Bashir, 75 anni, è comparso per la prima volta davanti ai pubblici ministeri di Khartum il 16 giugno del 2019, quando è stato formalmente incriminato per corruzione e riciclaggio di denaro dopo che nella sua residenza sono stati sequestrati più di 113 milioni di dollari in contanti. In merito a quest’ultimo processo, la difesa ha sostenuto l’innocenza di Bashir, affermando che durante il suo mandato l’ex presidente ha speso denaro pubblico per «questioni di interesse nazionale». L’ex leader sudanese era stato inoltre chiamato a giustificare i suoi presunti legami con terroristi, che hanno portato il Sudan ad essere inserito nell’elenco statunitense dei paesi finanziatori del terrorismo insieme a Iran, Siria e Corea del Nord. Il fondatore di al Qaeda, Osama Bin Laden, ha vissuto in Sudan tra il 1992 e il 1996. La Corte penale internazionale (Cpi) dell’Aja ha inoltre emesso mandati di arresto contro Bashir nel 2009 e 2010 con l’accusa di crimini di guerra, crimini contro l’umanità e genocidio nella regione sudanese del Darfur, crimini per i quali numerose Ong, fra cui Amnesty International, hanno ripetutamente chiesto un processo davanti alla Corte.

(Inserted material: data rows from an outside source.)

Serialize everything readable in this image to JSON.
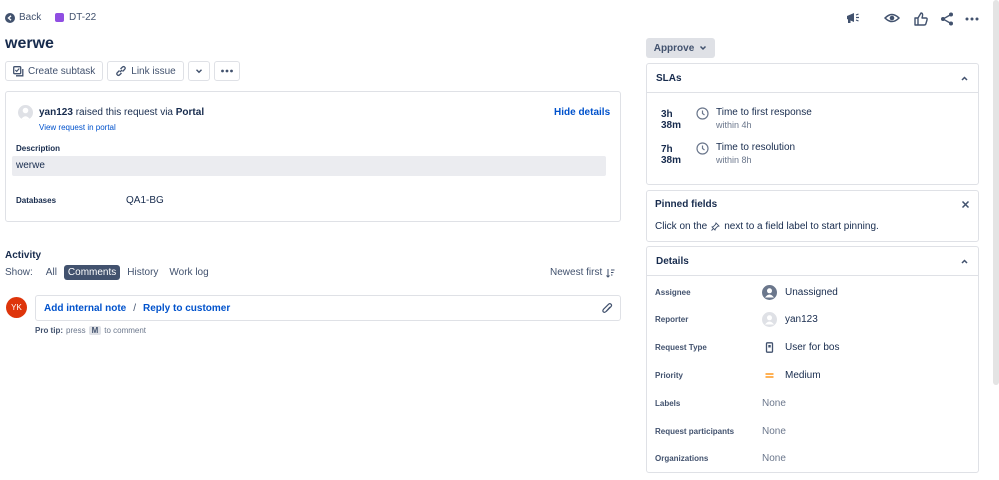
{
  "nav": {
    "back_label": "Back",
    "issue_key": "DT-22"
  },
  "issue": {
    "title": "werwe"
  },
  "toolbar": {
    "create_subtask": "Create subtask",
    "link_issue": "Link issue"
  },
  "request": {
    "user": "yan123",
    "raised_text": "raised this request via",
    "channel": "Portal",
    "view_link": "View request in portal",
    "hide_details": "Hide details",
    "description_label": "Description",
    "description_value": "werwe",
    "databases_label": "Databases",
    "databases_value": "QA1-BG"
  },
  "activity": {
    "heading": "Activity",
    "show_label": "Show:",
    "filters": [
      "All",
      "Comments",
      "History",
      "Work log"
    ],
    "active_filter": "Comments",
    "sort_label": "Newest first",
    "comment_avatar": "YK",
    "add_internal_note": "Add internal note",
    "separator": "/",
    "reply_to_customer": "Reply to customer",
    "pro_tip_label": "Pro tip:",
    "pro_tip_press": "press",
    "pro_tip_key": "M",
    "pro_tip_suffix": "to comment"
  },
  "approve": {
    "label": "Approve"
  },
  "slas": {
    "heading": "SLAs",
    "items": [
      {
        "time": "3h 38m",
        "name": "Time to first response",
        "target": "within 4h"
      },
      {
        "time": "7h 38m",
        "name": "Time to resolution",
        "target": "within 8h"
      }
    ]
  },
  "pinned": {
    "heading": "Pinned fields",
    "hint_before": "Click on the",
    "hint_after": "next to a field label to start pinning."
  },
  "details": {
    "heading": "Details",
    "assignee_label": "Assignee",
    "assignee_value": "Unassigned",
    "reporter_label": "Reporter",
    "reporter_value": "yan123",
    "request_type_label": "Request Type",
    "request_type_value": "User for bos",
    "priority_label": "Priority",
    "priority_value": "Medium",
    "labels_label": "Labels",
    "labels_value": "None",
    "participants_label": "Request participants",
    "participants_value": "None",
    "organizations_label": "Organizations",
    "organizations_value": "None"
  },
  "colors": {
    "link": "#0052cc",
    "issue_type": "#904ee2",
    "priority": "#ff991f",
    "avatar_yk": "#de350b"
  }
}
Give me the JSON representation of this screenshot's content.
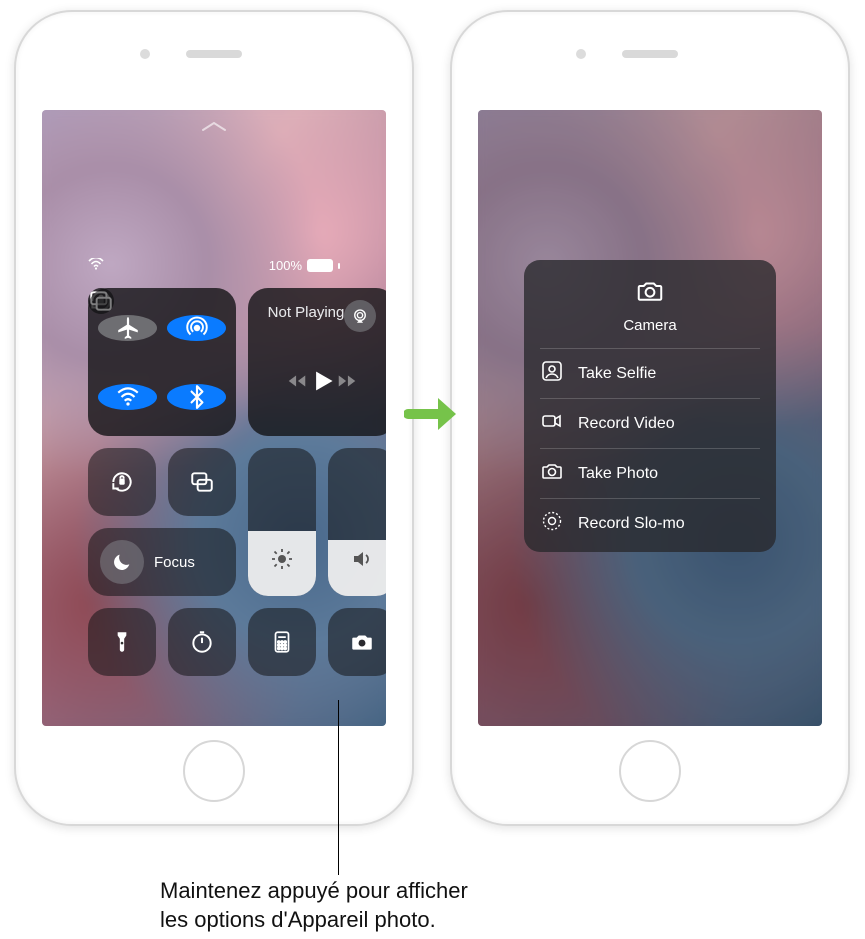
{
  "status": {
    "battery_pct": "100%"
  },
  "control_center": {
    "not_playing": "Not Playing",
    "focus": "Focus"
  },
  "camera_menu": {
    "title": "Camera",
    "items": [
      {
        "label": "Take Selfie"
      },
      {
        "label": "Record Video"
      },
      {
        "label": "Take Photo"
      },
      {
        "label": "Record Slo-mo"
      }
    ]
  },
  "callout": {
    "line1": "Maintenez appuyé pour afficher",
    "line2": "les options d'Appareil photo."
  }
}
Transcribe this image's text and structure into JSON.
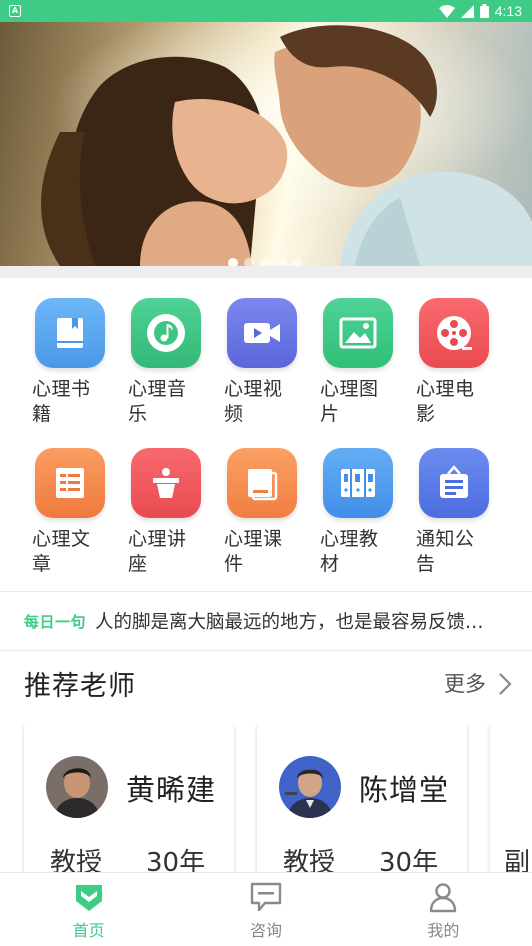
{
  "status_bar": {
    "time": "4:13",
    "notification_icon": "app-notification-icon"
  },
  "banner": {
    "slides": 5,
    "active_index": 0
  },
  "categories": [
    {
      "label": "心理书籍",
      "icon": "book-icon",
      "color": "#5aa9f2"
    },
    {
      "label": "心理音乐",
      "icon": "music-disc-icon",
      "color": "#43c58a"
    },
    {
      "label": "心理视频",
      "icon": "video-camera-icon",
      "color": "#6c78e6"
    },
    {
      "label": "心理图片",
      "icon": "picture-icon",
      "color": "#3ecb86"
    },
    {
      "label": "心理电影",
      "icon": "film-reel-icon",
      "color": "#f2555a"
    },
    {
      "label": "心理文章",
      "icon": "article-icon",
      "color": "#f68a4e"
    },
    {
      "label": "心理讲座",
      "icon": "lecture-podium-icon",
      "color": "#f05a5f"
    },
    {
      "label": "心理课件",
      "icon": "courseware-icon",
      "color": "#f7924f"
    },
    {
      "label": "心理教材",
      "icon": "textbooks-icon",
      "color": "#4f9cf0"
    },
    {
      "label": "通知公告",
      "icon": "notice-board-icon",
      "color": "#5b7be8"
    }
  ],
  "daily_quote": {
    "tag": "每日一句",
    "text": "人的脚是离大脑最远的地方，也是最容易反馈身体健康状况的地方"
  },
  "recommend": {
    "title": "推荐老师",
    "more_label": "更多",
    "teachers": [
      {
        "name": "黄晞建",
        "title": "教授",
        "years": "30年"
      },
      {
        "name": "陈增堂",
        "title": "教授",
        "years": "30年"
      },
      {
        "name": "",
        "title": "副",
        "years": ""
      }
    ]
  },
  "bottom_nav": [
    {
      "label": "首页",
      "icon": "home-shield-icon",
      "active": true
    },
    {
      "label": "咨询",
      "icon": "chat-bubble-icon",
      "active": false
    },
    {
      "label": "我的",
      "icon": "user-icon",
      "active": false
    }
  ],
  "colors": {
    "accent": "#3ecb86",
    "text": "#333333"
  }
}
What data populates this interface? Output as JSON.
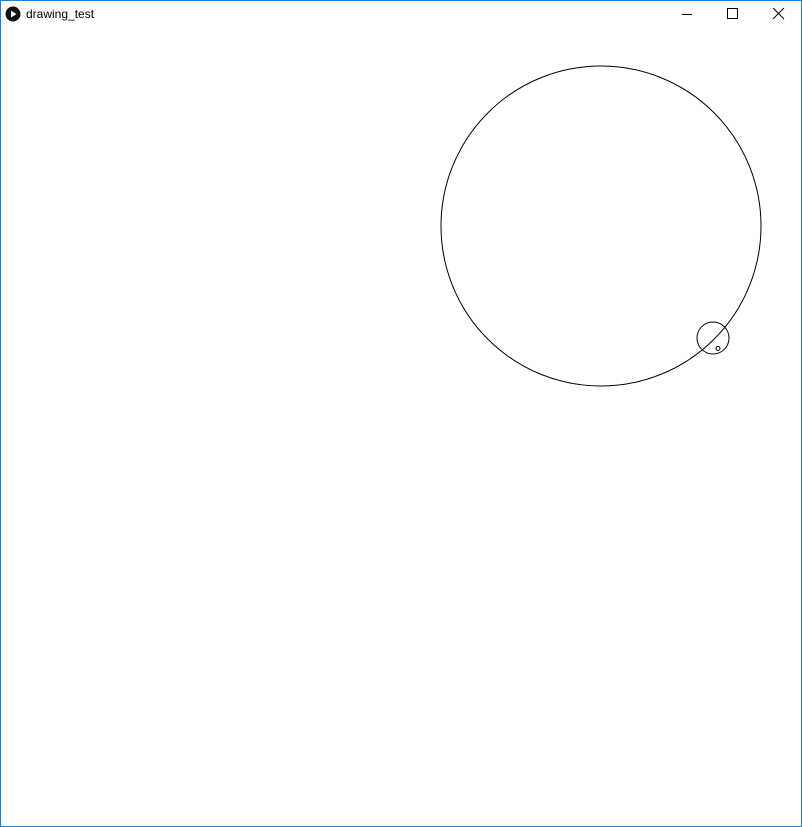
{
  "window": {
    "title": "drawing_test",
    "border_color": "#1883d7",
    "title_icon": "processing-play-icon"
  },
  "controls": {
    "minimize": "minimize-icon",
    "maximize": "maximize-icon",
    "close": "close-icon"
  },
  "canvas": {
    "background": "#ffffff",
    "stroke": "#000000",
    "shapes": [
      "large-circle",
      "small-circle",
      "tiny-circle"
    ]
  }
}
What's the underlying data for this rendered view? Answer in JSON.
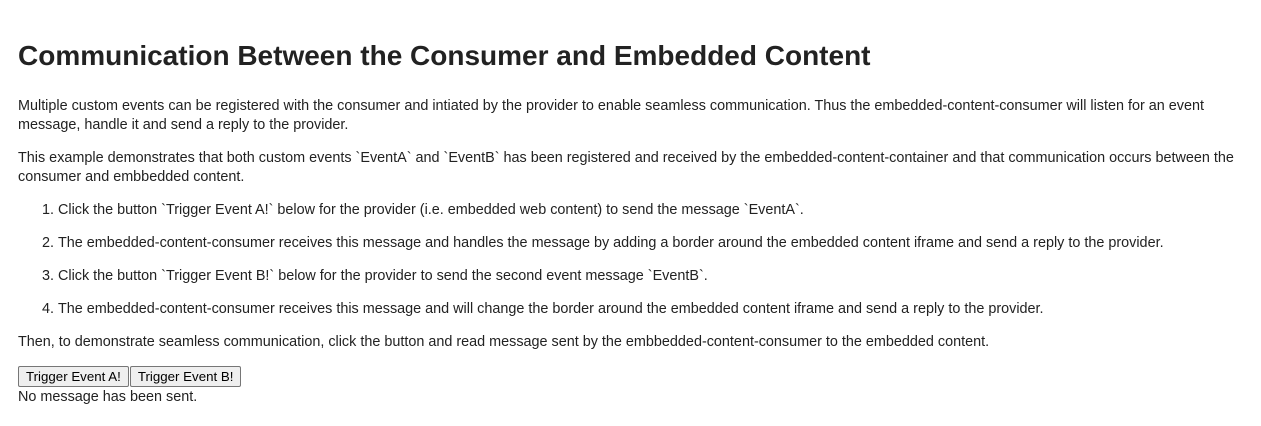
{
  "page": {
    "title": "Communication Between the Consumer and Embedded Content",
    "intro_1": "Multiple custom events can be registered with the consumer and intiated by the provider to enable seamless communication. Thus the embedded-content-consumer will listen for an event message, handle it and send a reply to the provider.",
    "intro_2": "This example demonstrates that both custom events `EventA` and `EventB` has been registered and received by the embedded-content-container and that communication occurs between the consumer and embbedded content.",
    "steps": [
      "Click the button `Trigger Event A!` below for the provider (i.e. embedded web content) to send the message `EventA`.",
      "The embedded-content-consumer receives this message and handles the message by adding a border around the embedded content iframe and send a reply to the provider.",
      "Click the button `Trigger Event B!` below for the provider to send the second event message `EventB`.",
      "The embedded-content-consumer receives this message and will change the border around the embedded content iframe and send a reply to the provider."
    ],
    "outro": "Then, to demonstrate seamless communication, click the button and read message sent by the embbedded-content-consumer to the embedded content."
  },
  "buttons": {
    "event_a_label": "Trigger Event A!",
    "event_b_label": "Trigger Event B!"
  },
  "status": {
    "message": "No message has been sent."
  }
}
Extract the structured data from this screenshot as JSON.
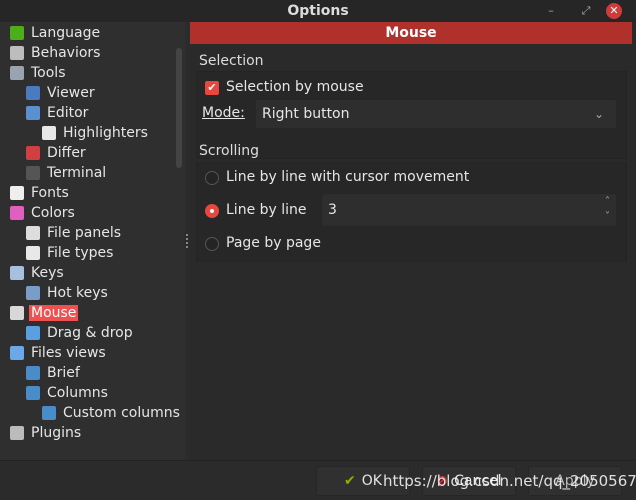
{
  "window": {
    "title": "Options",
    "minimize": "–",
    "maximize": "⤢",
    "close": "✕"
  },
  "tree": {
    "items": [
      {
        "label": "Language",
        "level": 0,
        "icon": "language-icon",
        "color": "#4caf1a"
      },
      {
        "label": "Behaviors",
        "level": 0,
        "icon": "lock-icon",
        "color": "#bdbdbd"
      },
      {
        "label": "Tools",
        "level": 0,
        "icon": "tools-icon",
        "color": "#9aa4b0"
      },
      {
        "label": "Viewer",
        "level": 1,
        "icon": "book-icon",
        "color": "#4a7bc0"
      },
      {
        "label": "Editor",
        "level": 1,
        "icon": "pencil-icon",
        "color": "#5a8fd0"
      },
      {
        "label": "Highlighters",
        "level": 2,
        "icon": "highlighter-icon",
        "color": "#e8e8e8"
      },
      {
        "label": "Differ",
        "level": 1,
        "icon": "differ-icon",
        "color": "#d04040"
      },
      {
        "label": "Terminal",
        "level": 1,
        "icon": "terminal-icon",
        "color": "#555555"
      },
      {
        "label": "Fonts",
        "level": 0,
        "icon": "font-icon",
        "color": "#eeeeee"
      },
      {
        "label": "Colors",
        "level": 0,
        "icon": "color-wheel-icon",
        "color": "#e060c0"
      },
      {
        "label": "File panels",
        "level": 1,
        "icon": "file-panels-icon",
        "color": "#dddddd"
      },
      {
        "label": "File types",
        "level": 1,
        "icon": "file-types-icon",
        "color": "#e8e8e8"
      },
      {
        "label": "Keys",
        "level": 0,
        "icon": "keyboard-icon",
        "color": "#a8c0e0"
      },
      {
        "label": "Hot keys",
        "level": 1,
        "icon": "hotkeys-icon",
        "color": "#7a9cc8"
      },
      {
        "label": "Mouse",
        "level": 0,
        "icon": "mouse-icon",
        "color": "#d8d8d8",
        "selected": true
      },
      {
        "label": "Drag & drop",
        "level": 1,
        "icon": "drag-drop-icon",
        "color": "#5aa0e0"
      },
      {
        "label": "Files views",
        "level": 0,
        "icon": "files-views-icon",
        "color": "#6aa8e8"
      },
      {
        "label": "Brief",
        "level": 1,
        "icon": "brief-icon",
        "color": "#4a8cc8"
      },
      {
        "label": "Columns",
        "level": 1,
        "icon": "columns-icon",
        "color": "#4a8cc8"
      },
      {
        "label": "Custom columns",
        "level": 2,
        "icon": "custom-columns-icon",
        "color": "#4a8cc8"
      },
      {
        "label": "Plugins",
        "level": 0,
        "icon": "plugins-icon",
        "color": "#bbbbbb"
      }
    ]
  },
  "page": {
    "header": "Mouse",
    "selection": {
      "title": "Selection",
      "checkbox_label": "Selection by mouse",
      "checked": true,
      "mode_label": "Mode:",
      "mode_value": "Right button"
    },
    "scrolling": {
      "title": "Scrolling",
      "options": [
        "Line by line with cursor movement",
        "Line by line",
        "Page by page"
      ],
      "selected": 1,
      "lines_value": "3"
    }
  },
  "buttons": {
    "ok": "OK",
    "cancel": "Cancel",
    "apply": "Apply"
  },
  "watermark": "https://blog.csdn.net/qq_20505673"
}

Nel febbraio scorso il governo di transizione del Sudan ha inoltre accettato l’estradizione di Bashir, al potere per 30 anni, e la sua consegna alla Cpi. L’annuncio è arrivato tramite il portavoce del governo, Mohammed Hassan al Taishi, a margine dei colloqui con i ribelli del Darfur, in corso nella capitale del Sud Sudan, Giuba. Oltre a Bashir, saranno estradate altre tre persone indagate per i crimini di guerra dalla Corte dell’Aja: Abdel Rahim Hussein, Ahmed Haroun e un leader della milizia Janjawid, Ali Kushayb. «Abbiamo concordato di sostenere pienamente la Cpi accettando di consegnare Bashir e altri tre imputati», ha detto Taishi, precisando che questa è la posizione ufficiale del governo. Taishi ha aggiunto che il governo di transizione del Sudan ha la volontà politica di porre fine al conflitto nel Darfur, precisando al contempo che la giustizia è l’unico modo per raggiungere un accordo di pace globale. (Agenzia Nova)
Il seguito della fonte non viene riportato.